Osteria ‘Betulla’ is the second project of a talented chéf Arslan Berdiev, the founder of the sensational restaurant Birch.
Both ‘Birch’ and ‘Betulla’ are translated into Russian as "a birch". But whereas ‘Birch’ is based on pan-European culinary traditions, ‘Betulla’ focuses on the Italian cuisine. The concept of osteria Betulla relies on simple Italian food in the original version with an emphasis on high quality of products. An important feature of all Arslan's projects is perfectionism and unexpected serving of dishes, in a manner surprising for the guests, which is reflected in the osteria’s cuisine.
From the very beginning, we were orientated at the image of an "Italian dining hall", but in a very minimalistic and pure manner. We knew how sacred the restaurant team felt about their work, so we wanted to translate that feeling into a visual image. This is how we came to the idea of a certain “food temple” – a place resembling an uncluttered, minimalistic European chapel flooded with light.
At the same time, we wanted not just to recreate a classical Italian interior, but to bring the modern spirit of Italy to St. Petersburg, using traditional colours, shapes and materials. In working over this project, we used the architectural dramaturgy characteristic of traditional churches. The guests get into the space through a tapering ensconced, shaded entrance. They enter into the first, dimly-lit small hall, and further – into the second hall flooded with light. This way the guests proceed smoothly from shadow to light.
We widened all window openings in the hall (which is located in the basement, below the ground level) and lowered them to the seating level, for the hall to be better exposed to light and not be perceived as an underground vault. We placed the elements referring to Catholic aesthetics practically everywhere. The centrepiece of the first hall is the metaphorical altar – a large table where the pasta chéf works. All the tables are turned towards him, which creates the effect of theatrical performance and allows the guests to watch the pasta making mystery.

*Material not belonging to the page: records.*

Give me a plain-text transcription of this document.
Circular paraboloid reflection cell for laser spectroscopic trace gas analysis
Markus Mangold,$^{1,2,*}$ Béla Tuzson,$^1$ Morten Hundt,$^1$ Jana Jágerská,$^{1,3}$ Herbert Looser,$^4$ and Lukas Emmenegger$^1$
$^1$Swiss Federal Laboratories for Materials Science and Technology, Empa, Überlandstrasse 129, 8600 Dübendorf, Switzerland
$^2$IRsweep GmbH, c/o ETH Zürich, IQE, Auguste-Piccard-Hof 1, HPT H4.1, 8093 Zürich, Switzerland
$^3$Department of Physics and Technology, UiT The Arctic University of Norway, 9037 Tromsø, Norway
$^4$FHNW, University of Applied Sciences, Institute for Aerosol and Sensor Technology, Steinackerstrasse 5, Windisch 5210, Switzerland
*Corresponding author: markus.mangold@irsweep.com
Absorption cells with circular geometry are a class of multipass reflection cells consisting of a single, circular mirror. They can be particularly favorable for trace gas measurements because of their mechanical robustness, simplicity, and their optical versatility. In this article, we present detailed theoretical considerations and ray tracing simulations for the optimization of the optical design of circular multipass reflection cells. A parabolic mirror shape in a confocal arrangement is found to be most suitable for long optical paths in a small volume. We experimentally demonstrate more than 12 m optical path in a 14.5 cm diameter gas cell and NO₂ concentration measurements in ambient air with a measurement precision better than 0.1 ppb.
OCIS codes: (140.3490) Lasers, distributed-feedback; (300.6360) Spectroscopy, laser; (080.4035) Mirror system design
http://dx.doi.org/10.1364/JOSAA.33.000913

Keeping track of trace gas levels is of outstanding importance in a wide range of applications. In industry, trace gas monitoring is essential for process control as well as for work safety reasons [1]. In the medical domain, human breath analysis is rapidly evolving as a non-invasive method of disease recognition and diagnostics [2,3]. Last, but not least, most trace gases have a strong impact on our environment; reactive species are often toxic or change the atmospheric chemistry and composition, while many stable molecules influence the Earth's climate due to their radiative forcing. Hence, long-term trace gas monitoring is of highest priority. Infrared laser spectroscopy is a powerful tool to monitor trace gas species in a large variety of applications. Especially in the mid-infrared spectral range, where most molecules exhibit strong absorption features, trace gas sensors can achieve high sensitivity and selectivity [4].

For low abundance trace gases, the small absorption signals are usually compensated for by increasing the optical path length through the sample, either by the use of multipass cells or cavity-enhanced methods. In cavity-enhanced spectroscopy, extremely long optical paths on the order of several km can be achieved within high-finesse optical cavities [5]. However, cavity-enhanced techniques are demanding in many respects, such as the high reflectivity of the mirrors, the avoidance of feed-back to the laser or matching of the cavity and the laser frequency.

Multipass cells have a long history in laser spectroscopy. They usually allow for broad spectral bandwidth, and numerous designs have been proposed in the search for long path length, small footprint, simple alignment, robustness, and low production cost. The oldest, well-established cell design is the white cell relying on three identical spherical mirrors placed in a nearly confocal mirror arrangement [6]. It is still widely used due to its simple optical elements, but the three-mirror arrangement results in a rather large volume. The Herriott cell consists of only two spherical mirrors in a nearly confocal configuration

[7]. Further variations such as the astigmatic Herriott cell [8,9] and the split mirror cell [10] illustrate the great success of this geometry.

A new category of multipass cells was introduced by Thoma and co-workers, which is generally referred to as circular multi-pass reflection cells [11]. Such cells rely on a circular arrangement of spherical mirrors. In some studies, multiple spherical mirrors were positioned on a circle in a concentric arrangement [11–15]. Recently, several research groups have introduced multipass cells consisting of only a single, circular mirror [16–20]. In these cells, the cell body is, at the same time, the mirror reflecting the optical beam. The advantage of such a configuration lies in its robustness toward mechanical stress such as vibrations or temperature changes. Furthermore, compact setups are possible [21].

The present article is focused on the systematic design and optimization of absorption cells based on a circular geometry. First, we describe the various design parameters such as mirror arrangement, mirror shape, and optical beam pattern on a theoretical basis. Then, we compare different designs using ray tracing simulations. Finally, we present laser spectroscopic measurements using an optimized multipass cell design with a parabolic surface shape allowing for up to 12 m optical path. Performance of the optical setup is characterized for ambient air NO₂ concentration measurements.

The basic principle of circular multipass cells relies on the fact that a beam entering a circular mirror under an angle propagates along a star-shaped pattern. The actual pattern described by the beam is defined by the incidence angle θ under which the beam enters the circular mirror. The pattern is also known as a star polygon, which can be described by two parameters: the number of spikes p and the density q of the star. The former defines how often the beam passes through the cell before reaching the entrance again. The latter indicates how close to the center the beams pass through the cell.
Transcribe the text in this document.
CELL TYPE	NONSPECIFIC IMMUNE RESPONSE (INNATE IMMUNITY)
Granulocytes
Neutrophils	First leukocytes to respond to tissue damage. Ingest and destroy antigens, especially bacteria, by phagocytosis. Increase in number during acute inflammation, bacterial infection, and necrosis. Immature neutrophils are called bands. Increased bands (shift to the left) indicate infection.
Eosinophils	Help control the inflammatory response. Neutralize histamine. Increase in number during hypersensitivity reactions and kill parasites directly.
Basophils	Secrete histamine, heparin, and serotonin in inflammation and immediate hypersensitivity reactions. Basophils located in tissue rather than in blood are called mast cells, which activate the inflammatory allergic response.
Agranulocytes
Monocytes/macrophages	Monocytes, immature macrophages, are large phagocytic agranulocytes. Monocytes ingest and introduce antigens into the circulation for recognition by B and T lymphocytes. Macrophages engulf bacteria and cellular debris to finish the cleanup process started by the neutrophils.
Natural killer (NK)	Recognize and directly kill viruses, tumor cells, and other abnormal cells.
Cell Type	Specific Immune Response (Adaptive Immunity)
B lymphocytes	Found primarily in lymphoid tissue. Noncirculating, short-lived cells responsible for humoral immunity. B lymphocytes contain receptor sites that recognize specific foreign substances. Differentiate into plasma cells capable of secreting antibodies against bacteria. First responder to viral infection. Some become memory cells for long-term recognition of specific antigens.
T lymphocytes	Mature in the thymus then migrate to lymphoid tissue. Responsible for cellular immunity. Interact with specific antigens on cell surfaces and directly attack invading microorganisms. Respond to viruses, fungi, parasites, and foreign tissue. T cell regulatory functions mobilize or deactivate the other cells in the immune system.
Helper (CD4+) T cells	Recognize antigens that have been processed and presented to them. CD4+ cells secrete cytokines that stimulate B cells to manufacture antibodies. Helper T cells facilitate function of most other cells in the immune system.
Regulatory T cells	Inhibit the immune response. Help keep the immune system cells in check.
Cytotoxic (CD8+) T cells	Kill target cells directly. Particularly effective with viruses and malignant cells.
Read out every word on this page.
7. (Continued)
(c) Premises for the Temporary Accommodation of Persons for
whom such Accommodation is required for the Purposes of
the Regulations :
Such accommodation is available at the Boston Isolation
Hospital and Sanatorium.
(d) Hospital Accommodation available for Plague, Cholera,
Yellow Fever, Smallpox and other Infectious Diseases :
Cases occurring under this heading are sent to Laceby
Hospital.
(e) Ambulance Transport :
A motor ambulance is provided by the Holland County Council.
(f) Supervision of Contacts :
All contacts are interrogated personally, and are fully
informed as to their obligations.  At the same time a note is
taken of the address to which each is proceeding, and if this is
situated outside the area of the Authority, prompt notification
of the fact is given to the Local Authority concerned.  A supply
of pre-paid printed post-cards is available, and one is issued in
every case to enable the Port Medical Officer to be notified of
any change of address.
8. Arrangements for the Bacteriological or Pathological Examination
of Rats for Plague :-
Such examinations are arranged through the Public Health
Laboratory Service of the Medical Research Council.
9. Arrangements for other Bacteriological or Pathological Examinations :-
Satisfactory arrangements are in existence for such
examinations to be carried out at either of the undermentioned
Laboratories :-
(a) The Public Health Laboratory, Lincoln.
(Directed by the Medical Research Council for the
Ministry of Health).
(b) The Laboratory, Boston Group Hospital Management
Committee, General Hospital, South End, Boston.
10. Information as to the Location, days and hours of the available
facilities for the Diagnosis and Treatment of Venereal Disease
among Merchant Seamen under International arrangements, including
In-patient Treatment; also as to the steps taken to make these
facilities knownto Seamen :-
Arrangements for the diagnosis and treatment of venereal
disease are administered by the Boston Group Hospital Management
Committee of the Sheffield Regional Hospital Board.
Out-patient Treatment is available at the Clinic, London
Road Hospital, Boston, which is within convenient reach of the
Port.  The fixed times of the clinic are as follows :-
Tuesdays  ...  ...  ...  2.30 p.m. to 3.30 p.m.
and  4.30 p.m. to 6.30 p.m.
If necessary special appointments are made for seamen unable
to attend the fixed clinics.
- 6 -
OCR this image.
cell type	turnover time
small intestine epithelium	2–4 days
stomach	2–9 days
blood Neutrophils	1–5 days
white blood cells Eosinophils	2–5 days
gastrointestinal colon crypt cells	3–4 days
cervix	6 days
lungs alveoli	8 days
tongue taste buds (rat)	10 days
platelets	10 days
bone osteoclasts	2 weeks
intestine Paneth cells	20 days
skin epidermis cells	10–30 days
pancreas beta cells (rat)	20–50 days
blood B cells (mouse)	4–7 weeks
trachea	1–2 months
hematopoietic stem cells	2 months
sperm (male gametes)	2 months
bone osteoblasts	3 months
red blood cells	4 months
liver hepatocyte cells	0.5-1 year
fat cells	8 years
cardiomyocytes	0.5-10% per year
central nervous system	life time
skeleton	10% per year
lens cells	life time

The zest of the second hall is the church pews in the centre. At the same time, the accents are made on the olive tree and the three kiots (a kiot is a niche traditionally housing icons of saints). Since the Italian cuisine has its own holy trinity – wine, olive oil and thyme – we placed them in the niches. The drinking fountains, common in Italian cities, took the form of a wine cooler in the first hall and a sink in the rest room area. Since Italy is famous for its wines, we couldn't do without the wine cellar which is effectually positioned in the under-staircase space. Owing to the light colour play and the mirrors on the walls, we were able to visually flatten the geometry of the cellar.
In addition to introducing the Italian flair, one of the main objectives was to transform the existing dark space of the basement into a well-lit airy space that would not oppress the visitor. The task seemed very difficult, even impossible at some point. The main architectural device in working with the interior space was the vaulted ceiling. Not only it refers one to church architecture, but erases the boundary between the ceiling and the walls, while maintaining the height of the hall to a maximum extent. At the same time, the domed ceiling hides a large number of engineering networks. By applying divergence of window jambs, we were able to let as much light into the hall as possible, make it more airy. This technique is traditionally used in churches.
We wanted to create a very pure and minimalistic look, using expressive media to the slightest extent. This is why we used only three basic materials: travertine, which is often found in paving of Italian streets, wood for the furniture and wall panels, and light-colour plaster as the main material for the walls. All this helped us to convey the image of Italy. The development of the entrance area was a separate project. We were able to come up with an interesting shape and texture. It is a kind of manhole made of a single piece of rock, which refers one back to the first hermit-monks’ grottoes and rupestrian churches. A notable element, much loved by all the guests, is a curved mirror deeply recessed in the supporting wall. This is our silent hostess that welcomes and sees you off.
Owing to the meticulous approach to design, great attention to detail and well-thought-out sections of the space, we were able to realise the original idea and create a minimalistic Italian “food temple” where you can always witness the mystery of pasta making and take its warmth back home.